Here’s an example. I shop at Walmart multiple times a week. I usually only have a few items, and I use the self-serve checkout lanes. There are employees assigned to manage the self-checkout lanes. I see and talk to them regularly. They are people to me, not anonymous drones.
At the end of each self-checkout session, I am asked to rate my experience by giving it between one and five stars. The employees I talk to most often have explained to me that these ratings affect their employee evaluations. If the credit card reader takes five tries to read my debit card and I give the experience a low score, all I’m doing is harming the human being assigned to that bank of self-checkout stations. So, no matter the quality of my experience, I always give it five stars. By pressuring the employees to bring in high user experience scores, those scores now have no correlation with the quality of user experience.

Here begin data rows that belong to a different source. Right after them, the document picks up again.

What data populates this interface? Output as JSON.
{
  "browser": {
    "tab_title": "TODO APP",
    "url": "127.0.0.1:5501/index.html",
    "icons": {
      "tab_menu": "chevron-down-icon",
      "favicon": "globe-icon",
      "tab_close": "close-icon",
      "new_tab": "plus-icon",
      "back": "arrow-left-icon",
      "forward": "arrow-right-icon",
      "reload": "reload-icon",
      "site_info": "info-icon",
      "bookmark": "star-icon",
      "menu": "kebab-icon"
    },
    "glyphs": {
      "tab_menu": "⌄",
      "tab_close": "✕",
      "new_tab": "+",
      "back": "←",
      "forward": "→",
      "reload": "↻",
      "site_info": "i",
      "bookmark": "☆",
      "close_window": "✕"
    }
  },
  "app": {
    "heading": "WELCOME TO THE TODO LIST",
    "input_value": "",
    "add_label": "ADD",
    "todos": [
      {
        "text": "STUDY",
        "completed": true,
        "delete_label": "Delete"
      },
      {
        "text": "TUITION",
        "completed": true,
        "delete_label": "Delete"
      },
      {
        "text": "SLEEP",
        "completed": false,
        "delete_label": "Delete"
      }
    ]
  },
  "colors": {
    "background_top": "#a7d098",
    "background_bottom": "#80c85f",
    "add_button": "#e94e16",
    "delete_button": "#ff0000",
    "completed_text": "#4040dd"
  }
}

In the same way, “Fake internet points” and the chance of “going viral” have perverted online discussions of ideas and public policy, turning them one of the most toxic and dysfunctional aspects of contemporary life.

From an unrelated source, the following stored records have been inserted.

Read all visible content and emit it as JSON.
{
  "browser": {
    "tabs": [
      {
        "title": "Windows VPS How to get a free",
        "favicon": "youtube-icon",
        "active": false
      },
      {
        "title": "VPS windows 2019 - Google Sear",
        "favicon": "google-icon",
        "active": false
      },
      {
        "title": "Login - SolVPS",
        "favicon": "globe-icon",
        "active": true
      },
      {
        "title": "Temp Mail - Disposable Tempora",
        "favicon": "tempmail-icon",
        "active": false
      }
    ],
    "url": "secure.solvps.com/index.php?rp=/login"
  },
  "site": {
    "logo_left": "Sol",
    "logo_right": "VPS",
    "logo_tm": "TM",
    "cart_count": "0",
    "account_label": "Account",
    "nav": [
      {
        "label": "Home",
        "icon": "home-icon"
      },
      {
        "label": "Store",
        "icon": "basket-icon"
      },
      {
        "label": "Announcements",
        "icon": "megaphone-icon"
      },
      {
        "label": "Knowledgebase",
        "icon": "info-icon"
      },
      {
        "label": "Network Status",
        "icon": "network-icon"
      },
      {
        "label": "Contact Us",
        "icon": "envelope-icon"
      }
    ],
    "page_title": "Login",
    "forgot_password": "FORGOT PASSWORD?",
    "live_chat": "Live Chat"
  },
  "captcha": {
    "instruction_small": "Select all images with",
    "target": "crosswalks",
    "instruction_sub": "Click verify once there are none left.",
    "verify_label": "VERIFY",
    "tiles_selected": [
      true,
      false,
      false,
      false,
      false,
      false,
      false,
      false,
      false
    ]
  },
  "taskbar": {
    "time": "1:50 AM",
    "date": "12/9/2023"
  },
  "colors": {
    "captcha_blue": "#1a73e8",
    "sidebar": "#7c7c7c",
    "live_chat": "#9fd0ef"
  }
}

Hey KMO, long time follower of your work here. I’ve been on the internet since 1997 and know full well the feeling of shrinking you’re referring too. In fact the realm has retreated into darkness as far as manners and conversational decorum are concerned. To actually engage with others either results in marginalisation from the algorithm (my you tube comments routinely get no ‘likes’, whilst adjacent comments harvest in the thousands - I may be uninteresting but no more so than fellow commentary) or knee jerk condemnation. Obviously this all comes because people are in pain - if you touch a person in pain you’ll always get shunned or resisted. There’s much to speculate about where the pain arises but it’s obvious the online world feeds off it. Archons? Ahriman? Commerce? Maybe they’re all the same thing.
Thanks for this! ;p
There is not much for me to disagree with. I'm trying to think of solutions. "Open source the algorithms" is a mantra gaining momentum in the Jack Dorsey and RFK jr corner of the internet which could be a step in the right direction. Essentially: use a common protocol (as used for email for ex.), and let the companies at the end points implement whatever type of filtering they want. Give users more choice in how they choose their "reality tunnels".